With severe weather conditions, the men spent the winter preparing for the sledging season, risking only short surveys and sledging trips on calm days. By November the weather had improved enough to plan longer trips, and Mawson made plans for five sledging expeditions. Leaving on 10 November 1912 in awful weather conditions, each party contended with harsh conditions and low supplies. The Southern Party made it to within fifty miles of the Magnetic South Pole before being forced to turn back. The Western Party started out using the air tractor. Breaking down soon after they began, the party made their furthest camp 158 miles from base, discovering the first meteorite in Antarctica.
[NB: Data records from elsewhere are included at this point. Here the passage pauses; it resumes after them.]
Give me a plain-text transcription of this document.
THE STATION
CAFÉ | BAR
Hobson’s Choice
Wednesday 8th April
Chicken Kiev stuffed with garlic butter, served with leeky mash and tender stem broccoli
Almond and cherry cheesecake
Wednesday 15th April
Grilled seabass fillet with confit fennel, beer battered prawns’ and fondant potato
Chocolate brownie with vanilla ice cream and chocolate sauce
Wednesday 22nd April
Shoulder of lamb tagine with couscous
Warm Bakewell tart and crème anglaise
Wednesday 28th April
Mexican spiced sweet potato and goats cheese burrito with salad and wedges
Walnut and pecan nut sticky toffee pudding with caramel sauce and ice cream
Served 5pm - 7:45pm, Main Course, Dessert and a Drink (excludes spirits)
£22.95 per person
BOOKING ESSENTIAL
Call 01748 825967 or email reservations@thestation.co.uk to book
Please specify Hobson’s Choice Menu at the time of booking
With the Near Party providing support, the Eastern Party reached their furthest east point at 270 miles from Cape Denison.

Mawson’s Far Eastern Party

Mawson’s Far Eastern Party experienced the most dramatic journey. On 14 December Belgrave Ninnis fell down a crevasse with his sledge, which carried the tent and most of the supplies, and the strongest dogs. Unable to see or hear him, or even reach the injured dog, the remaining two were forced to return to the sledge they had previously abandoned, salvaging supplies and equipment. With little to feed the dogs the first dog died the next day and was eaten. On 1 January 1913 Mertz developed stomach pains and by the next day had lost most of his strength. After a day of rest on 5 January, Mawson pulled Mertz on the sledge, but by 7 January Mertz had become delirious and soon died. Later it was realised that by eating the dogs livers the men were suffering from Vitamin A poisoning.

Aladdin’s Cave

Continuing alone and with his health deteriorating, Mawson got rid of everything unessential except for his geological samples and records, cutting his sledge in half for the final journey. At one point he fell down a crevasse, hanging fourteen feet however he managed to drag himself out. On 29 January Mawson discovered a snow cairn left by a search party for him and with a note telling him Aladdin’s Cave, where they had set out from, lay only twenty three miles away. On 1 February Mawson arrived there, only to get stuck for a week by bad weather. Finally risking the last part of the journey, he reached Cape Denison just in time to see Aurora leaving. Six men had remained behind to search for him, sea ice conditions prevented Aurora from returning. The seven men were left to spend another winter at Cape Denison.

The Western Party

For the Western Party on the Shackleton ice shelf, conditions were severe although not as bad as at Cape Denison. Winds of up to 100 miles per hour nearly buried the hut, and their radio mast was destroyed in the first blizzard they experienced. After the winter the party managed to lay depots as early as August and sledging parties mapped and explored the nearby coastline, as well as discovering extensive penguin rookeries. The party was picked up by Aurora on 23 February 1913. 

Scientific Legacy

The Australasian Antarctic Expedition is considered as one of the greatest scientific polar expeditions. Almost 4000 miles of land had been explored, and detailed observations had been taken in magnetism, geology, biology and meteorology. So much scientific data had been gathered that even with the help of other scientists, the twenty-two volume report was not completely published until 1947.